Speech Title: HAWatcher: Semantics-Aware Anomaly
Detection for Appified Smart Homes
Abstract: As IoT devices are integrated via
automation and coupled with the physical environment,
anomalies in an appified smart home, whether due to attacks
or device malfunctions, may lead to severe consequences.
Prior works that utilize data mining techniques to detect
anomalies suffer from high false alarm rates and missing
many real anomalies. Our observation is that data
mining-based approaches miss a large chunk of information
about automation programs (also called smart apps) and
devices. We propose Home Automation Watcher (HAWatcher), a
semantics-aware anomaly detection system for appified smart
homes. HAWatcher models a smart home’s normal behaviors
based on both event logs and semantics. Given a home,
HAWatcher generates hypothetical correlations according to
semantic information, such as apps, device types, relations
and installation locations, and verifies them with event
logs. The mined correlations are refined using correlations
extracted from the installed smart apps. The refined
correlations are used by a Shadow Execution engine to
simulate the smart home’s normal behaviors.
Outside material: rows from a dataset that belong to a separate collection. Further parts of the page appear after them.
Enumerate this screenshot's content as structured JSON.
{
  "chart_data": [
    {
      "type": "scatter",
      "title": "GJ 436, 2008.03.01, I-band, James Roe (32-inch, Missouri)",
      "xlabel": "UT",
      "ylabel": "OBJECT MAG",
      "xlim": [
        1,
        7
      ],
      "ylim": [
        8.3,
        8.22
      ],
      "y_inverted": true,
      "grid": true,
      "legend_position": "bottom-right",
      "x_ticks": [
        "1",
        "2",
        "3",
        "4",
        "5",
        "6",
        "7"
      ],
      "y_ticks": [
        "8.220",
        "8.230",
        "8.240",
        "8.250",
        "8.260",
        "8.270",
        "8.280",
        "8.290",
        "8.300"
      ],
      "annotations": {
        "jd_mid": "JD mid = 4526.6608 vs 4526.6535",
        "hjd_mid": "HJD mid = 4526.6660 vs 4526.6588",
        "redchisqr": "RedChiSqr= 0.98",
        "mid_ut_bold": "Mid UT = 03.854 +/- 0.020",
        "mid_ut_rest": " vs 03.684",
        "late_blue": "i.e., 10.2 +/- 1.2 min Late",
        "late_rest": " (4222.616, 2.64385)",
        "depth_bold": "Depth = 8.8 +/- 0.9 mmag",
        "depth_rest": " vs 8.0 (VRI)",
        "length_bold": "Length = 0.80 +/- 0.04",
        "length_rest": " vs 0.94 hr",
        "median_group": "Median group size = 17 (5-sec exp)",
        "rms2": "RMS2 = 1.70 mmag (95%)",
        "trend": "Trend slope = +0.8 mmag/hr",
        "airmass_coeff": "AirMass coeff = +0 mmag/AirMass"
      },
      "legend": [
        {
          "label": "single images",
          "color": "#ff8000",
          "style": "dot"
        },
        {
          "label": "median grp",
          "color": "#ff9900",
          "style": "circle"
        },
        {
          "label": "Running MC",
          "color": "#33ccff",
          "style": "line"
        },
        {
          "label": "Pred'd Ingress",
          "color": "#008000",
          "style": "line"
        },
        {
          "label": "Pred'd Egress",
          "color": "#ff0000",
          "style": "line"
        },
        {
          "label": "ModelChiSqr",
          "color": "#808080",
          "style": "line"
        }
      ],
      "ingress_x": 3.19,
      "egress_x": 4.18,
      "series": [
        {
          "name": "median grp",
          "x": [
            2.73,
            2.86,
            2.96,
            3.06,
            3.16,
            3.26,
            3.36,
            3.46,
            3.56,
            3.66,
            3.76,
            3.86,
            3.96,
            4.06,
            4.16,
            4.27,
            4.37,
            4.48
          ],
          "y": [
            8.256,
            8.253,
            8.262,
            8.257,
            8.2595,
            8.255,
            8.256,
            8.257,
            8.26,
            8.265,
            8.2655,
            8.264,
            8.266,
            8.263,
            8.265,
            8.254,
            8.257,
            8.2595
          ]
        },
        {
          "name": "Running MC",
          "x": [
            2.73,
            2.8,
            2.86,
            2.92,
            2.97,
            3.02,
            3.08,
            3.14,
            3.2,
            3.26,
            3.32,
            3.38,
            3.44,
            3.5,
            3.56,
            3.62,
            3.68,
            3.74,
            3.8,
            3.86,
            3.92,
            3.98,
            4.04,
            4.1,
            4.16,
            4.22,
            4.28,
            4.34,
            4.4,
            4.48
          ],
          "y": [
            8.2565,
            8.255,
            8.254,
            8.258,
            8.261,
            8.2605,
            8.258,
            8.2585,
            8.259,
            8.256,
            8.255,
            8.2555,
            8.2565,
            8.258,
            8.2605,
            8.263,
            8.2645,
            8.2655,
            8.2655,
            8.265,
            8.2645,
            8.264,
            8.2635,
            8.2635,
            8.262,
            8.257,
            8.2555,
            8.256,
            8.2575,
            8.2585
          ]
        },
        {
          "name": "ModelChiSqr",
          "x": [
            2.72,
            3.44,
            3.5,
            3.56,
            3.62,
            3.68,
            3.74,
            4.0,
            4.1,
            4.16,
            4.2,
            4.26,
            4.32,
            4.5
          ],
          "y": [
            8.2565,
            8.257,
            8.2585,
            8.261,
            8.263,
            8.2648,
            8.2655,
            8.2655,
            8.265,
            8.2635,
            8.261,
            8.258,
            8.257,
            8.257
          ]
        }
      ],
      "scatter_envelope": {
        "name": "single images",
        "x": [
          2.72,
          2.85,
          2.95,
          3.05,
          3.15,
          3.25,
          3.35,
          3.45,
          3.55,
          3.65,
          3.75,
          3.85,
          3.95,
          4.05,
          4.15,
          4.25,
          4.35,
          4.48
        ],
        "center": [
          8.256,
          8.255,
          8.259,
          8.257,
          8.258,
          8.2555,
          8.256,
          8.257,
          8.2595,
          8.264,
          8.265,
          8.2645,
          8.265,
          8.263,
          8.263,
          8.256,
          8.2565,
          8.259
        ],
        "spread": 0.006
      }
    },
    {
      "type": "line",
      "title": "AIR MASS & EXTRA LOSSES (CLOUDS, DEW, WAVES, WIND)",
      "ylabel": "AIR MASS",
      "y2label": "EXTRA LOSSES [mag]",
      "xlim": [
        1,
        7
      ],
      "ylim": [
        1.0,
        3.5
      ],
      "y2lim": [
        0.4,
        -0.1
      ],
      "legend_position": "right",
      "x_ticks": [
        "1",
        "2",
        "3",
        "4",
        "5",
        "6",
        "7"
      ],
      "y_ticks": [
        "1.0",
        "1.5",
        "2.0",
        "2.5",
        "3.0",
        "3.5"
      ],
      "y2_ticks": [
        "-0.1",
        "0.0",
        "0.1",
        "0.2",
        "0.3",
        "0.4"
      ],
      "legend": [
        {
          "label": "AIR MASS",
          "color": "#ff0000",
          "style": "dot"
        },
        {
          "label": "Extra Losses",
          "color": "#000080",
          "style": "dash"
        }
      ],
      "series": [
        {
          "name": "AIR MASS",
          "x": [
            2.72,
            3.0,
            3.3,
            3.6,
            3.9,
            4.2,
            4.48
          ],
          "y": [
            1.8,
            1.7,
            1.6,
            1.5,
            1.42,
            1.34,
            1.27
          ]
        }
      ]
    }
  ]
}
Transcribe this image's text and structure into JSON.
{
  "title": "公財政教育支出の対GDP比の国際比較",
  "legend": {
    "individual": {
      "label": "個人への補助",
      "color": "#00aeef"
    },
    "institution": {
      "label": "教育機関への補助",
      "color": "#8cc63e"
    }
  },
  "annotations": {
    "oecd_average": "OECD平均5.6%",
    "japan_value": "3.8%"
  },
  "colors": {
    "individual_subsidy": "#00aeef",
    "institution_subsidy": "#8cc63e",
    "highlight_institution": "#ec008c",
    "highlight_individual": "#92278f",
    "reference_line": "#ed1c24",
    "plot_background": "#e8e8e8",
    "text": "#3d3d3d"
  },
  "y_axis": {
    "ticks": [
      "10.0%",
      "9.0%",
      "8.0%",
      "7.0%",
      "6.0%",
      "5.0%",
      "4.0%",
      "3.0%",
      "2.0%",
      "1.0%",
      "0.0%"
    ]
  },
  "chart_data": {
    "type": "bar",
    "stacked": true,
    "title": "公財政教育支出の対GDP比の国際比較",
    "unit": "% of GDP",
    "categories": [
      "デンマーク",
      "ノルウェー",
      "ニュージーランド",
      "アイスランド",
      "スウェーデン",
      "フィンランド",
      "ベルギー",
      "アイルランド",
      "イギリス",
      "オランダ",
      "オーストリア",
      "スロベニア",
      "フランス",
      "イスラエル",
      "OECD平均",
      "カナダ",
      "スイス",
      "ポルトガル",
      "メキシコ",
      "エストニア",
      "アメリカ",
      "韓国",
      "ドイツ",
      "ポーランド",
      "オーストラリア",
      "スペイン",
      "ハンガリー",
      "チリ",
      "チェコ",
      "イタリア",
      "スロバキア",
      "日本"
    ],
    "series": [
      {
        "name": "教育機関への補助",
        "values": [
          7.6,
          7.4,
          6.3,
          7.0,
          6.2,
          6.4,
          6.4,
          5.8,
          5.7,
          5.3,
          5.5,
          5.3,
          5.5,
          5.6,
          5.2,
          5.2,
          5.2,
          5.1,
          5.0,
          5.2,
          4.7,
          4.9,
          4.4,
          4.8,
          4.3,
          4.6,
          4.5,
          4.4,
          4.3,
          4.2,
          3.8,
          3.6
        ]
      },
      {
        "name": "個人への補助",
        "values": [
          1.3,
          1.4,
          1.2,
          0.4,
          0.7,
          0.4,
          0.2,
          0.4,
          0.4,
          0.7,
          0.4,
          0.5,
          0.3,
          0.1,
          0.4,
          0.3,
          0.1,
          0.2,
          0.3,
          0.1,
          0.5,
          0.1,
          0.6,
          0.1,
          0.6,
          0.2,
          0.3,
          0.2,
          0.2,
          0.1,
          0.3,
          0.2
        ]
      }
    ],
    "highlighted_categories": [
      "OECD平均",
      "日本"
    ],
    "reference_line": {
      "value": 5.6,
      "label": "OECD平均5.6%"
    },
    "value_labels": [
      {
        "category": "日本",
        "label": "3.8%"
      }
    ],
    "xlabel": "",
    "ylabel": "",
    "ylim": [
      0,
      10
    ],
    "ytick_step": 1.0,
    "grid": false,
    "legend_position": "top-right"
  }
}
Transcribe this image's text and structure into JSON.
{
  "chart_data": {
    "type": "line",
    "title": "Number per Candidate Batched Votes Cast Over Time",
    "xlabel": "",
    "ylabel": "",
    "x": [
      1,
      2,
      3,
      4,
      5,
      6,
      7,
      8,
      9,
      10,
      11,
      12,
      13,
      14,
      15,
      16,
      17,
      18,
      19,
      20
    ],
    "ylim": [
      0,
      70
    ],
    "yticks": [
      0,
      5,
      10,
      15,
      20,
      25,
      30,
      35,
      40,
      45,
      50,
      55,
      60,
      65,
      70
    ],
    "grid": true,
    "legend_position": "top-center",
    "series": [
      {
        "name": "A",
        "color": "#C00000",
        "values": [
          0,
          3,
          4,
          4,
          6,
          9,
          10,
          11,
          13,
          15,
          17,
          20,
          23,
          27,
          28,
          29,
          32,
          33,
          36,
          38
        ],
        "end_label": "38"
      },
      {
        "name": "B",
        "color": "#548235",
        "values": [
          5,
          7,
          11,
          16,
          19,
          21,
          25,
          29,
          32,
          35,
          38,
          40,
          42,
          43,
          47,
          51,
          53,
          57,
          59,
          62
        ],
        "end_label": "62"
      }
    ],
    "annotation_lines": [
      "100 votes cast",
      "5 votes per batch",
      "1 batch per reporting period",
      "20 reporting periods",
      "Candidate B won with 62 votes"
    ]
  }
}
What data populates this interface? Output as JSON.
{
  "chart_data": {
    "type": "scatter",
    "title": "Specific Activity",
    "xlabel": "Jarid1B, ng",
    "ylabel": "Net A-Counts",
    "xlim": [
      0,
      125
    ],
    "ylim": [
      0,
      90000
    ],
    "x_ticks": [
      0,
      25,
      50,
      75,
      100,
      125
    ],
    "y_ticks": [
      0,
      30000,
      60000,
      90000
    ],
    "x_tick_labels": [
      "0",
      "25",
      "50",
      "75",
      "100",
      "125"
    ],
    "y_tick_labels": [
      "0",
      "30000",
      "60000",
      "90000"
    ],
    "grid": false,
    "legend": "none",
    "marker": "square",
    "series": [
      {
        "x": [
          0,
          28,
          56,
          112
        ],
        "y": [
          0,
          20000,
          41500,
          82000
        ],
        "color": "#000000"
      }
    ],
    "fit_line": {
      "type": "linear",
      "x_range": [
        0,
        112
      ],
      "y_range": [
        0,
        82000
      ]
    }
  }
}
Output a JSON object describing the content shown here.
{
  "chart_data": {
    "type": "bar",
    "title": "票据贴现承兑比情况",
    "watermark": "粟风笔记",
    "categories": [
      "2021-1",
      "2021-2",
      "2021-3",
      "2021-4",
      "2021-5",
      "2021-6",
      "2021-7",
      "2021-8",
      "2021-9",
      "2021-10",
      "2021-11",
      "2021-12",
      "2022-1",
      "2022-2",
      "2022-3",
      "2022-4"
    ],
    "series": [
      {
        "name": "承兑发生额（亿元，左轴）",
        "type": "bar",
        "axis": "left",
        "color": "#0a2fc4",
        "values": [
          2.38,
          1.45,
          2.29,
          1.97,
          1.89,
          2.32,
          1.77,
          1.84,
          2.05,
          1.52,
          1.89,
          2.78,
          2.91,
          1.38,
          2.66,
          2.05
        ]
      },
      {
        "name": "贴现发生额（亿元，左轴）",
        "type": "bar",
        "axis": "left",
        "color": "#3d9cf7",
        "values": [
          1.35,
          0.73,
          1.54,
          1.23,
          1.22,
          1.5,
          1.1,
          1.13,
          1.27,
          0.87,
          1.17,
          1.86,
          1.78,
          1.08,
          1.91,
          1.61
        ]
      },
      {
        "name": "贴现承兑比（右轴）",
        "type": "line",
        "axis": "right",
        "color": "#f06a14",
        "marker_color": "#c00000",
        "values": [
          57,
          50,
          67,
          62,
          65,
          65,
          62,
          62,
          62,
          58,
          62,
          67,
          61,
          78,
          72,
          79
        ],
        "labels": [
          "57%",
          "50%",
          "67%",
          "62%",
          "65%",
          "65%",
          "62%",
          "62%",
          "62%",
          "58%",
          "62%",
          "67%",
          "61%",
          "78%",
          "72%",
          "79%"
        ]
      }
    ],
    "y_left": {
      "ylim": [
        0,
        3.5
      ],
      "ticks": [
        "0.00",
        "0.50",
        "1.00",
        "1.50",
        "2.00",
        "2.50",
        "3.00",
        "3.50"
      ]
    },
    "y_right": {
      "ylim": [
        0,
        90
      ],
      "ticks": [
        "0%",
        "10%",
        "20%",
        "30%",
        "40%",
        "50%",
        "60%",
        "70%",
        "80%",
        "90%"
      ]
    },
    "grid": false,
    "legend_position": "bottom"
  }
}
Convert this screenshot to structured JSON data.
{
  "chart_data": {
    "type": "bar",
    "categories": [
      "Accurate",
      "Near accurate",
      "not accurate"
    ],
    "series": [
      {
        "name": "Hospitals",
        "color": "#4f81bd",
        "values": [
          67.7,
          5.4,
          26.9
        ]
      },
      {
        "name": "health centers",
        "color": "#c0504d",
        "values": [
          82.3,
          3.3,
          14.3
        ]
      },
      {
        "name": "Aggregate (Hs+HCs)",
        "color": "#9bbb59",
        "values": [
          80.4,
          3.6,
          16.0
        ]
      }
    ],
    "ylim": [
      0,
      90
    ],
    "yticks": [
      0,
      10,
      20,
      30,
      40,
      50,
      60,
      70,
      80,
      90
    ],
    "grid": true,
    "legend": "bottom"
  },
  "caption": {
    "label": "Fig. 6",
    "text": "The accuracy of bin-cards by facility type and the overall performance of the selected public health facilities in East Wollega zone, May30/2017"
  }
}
During runtime,
inconsistencies between devices’ real-world states and
simulated states are reported as anomalies. We evaluate our
prototype on the SmartThings platform in four real-world
testbeds and test it against totally 62 different anomaly
cases. The results show that HAWatcher achieves high
accuracy, significantly outperforming prior approaches. This
work has been accepted by one of the top four security
conferences - USENIX Security 2021 (acceptance rate = 17%).